The Mermaid: Two Incompatible Systems Intimately Linked from 2020 is a powerful monumental painting on aluminum panels running 100ft long by 10ft tall. The Mermaid shows a section of South Florida, from Everglades to Miami. Rendered in only black and white, this stark representation of where the natural wild world meets human civilization and development is an instructional teaching visual on the idea of encroachment. Scale matters here because the scale dynamically enhances understanding of the distinct duel systems.

While development is undoubtably harmful to the natural world, a new resilient adaptiveness is being seen through pushback by fauna into cities and suburbs. This side by side life is becoming less defined, with more grey areas all the time.

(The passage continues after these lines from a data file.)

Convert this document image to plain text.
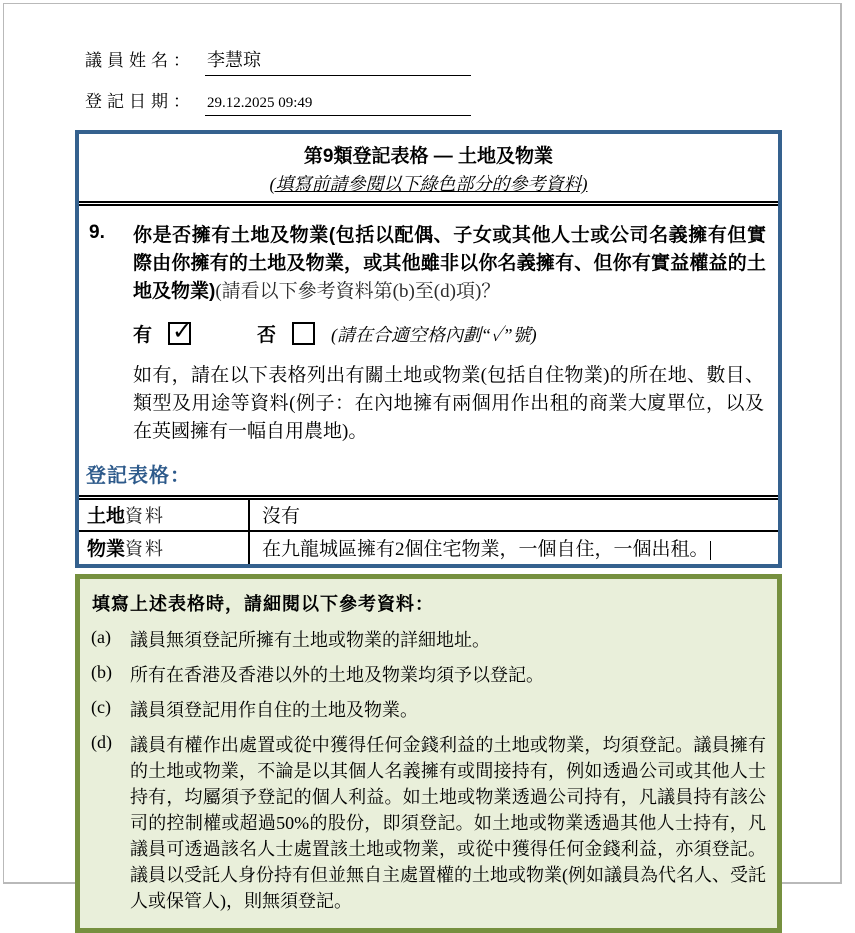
議員姓名： 李慧琼
登記日期： 29.12.2025 09:49
第9類登記表格 — 土地及物業
(填寫前請參閱以下綠色部分的參考資料)
9.	你是否擁有土地及物業(包括以配偶、子女或其他人士或公司名義擁有但實際由你擁有的土地及物業，或其他雖非以你名義擁有、但你有實益權益的土地及物業)(請看以下參考資料第(b)至(d)項)？
有 ✓	否	(請在合適空格內劃“✓”號)
如有，請在以下表格列出有關土地或物業(包括自住物業)的所在地、數目、類型及用途等資料(例子：在內地擁有兩個用作出租的商業大廈單位，以及在英國擁有一幅自用農地)。
登記表格：
土地資料	沒有
物業資料	在九龍城區擁有2個住宅物業，一個自住，一個出租。
填寫上述表格時，請細閱以下參考資料：
(a)	議員無須登記所擁有土地或物業的詳細地址。
(b)	所有在香港及香港以外的土地及物業均須予以登記。
(c)	議員須登記用作自住的土地及物業。
(d)	議員有權作出處置或從中獲得任何金錢利益的土地或物業，均須登記。議員擁有的土地或物業，不論是以其個人名義擁有或間接持有，例如透過公司或其他人士持有，均屬須予登記的個人利益。如土地或物業透過公司持有，凡議員持有該公司的控制權或超過50%的股份，即須登記。如土地或物業透過其他人士持有，凡議員可透過該名人士處置該土地或物業，或從中獲得任何金錢利益，亦須登記。議員以受託人身份持有但並無自主處置權的土地或物業(例如議員為代名人、受託人或保管人)，則無須登記。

The eponymous ongoing series The Disappointed Tourist currently consists of 250 paintings, monochrome with subtle color flourishes, of non extant “tourist” sites around the world. Harvey crowd sourced sites that people wished they could visit but no longer exist.* These postcard like renderings include the humble to the majestic: ancient mythical ruins (Atlantis; Hanging Gardens of Babylon), to lost civilizations (Troy 1180BC; Great Wall of Benin) to famous cafes (Old Cafe Winkler, Salzburg; Florent NYC), to roadside attractions, video stores and theme parks, to synagogues, mosques and churches. And even to more conceptual places such as A World before Plastic or climate change casualties like Icebergs. The selections, one senses, are heartfelt, creating empathy from the viewer as well as excitement when encountering a familiar site. The Disappointed Tourist exploits the sentiment of nostalgia and a longing for what no longer exists. Nostalgia in art is always to be approached warily, but in this engaging piece it is less nostalgia that comes forward than a sense of unification. The word nostalgia as derived from the Greek means “a longing to return home”. Faced with current world events, from the isolation of covid to the invasion of Ukraine by Russia, with families fleeing their homes in both countries, there is a poignancy to this piece that goes beyond nostalgia. What more will be lost in the near future? There are worse things than a longing to return home. WM

* Submission suggestions for The Disappointed Tourist can be made at 

https://www.disappointedtourist.org/submit-a-site

 

Luisa Caldwell

Luisa Caldwell is an artist working and living between NYC and Italy. Known for large scale public art works, with recent installations at Hancher Auditorium at University of Iowa using 17,000 found and collected candy wrappers. Permanent projects include commissions from NYC Percent for Art and NYC MTA Art& Design. Autumn of 2019 Caldwell has residencies through CEC Back Apartment Residency in St. Petersburg, Russia and Guild House at Guild Hall, East Hampton, NY.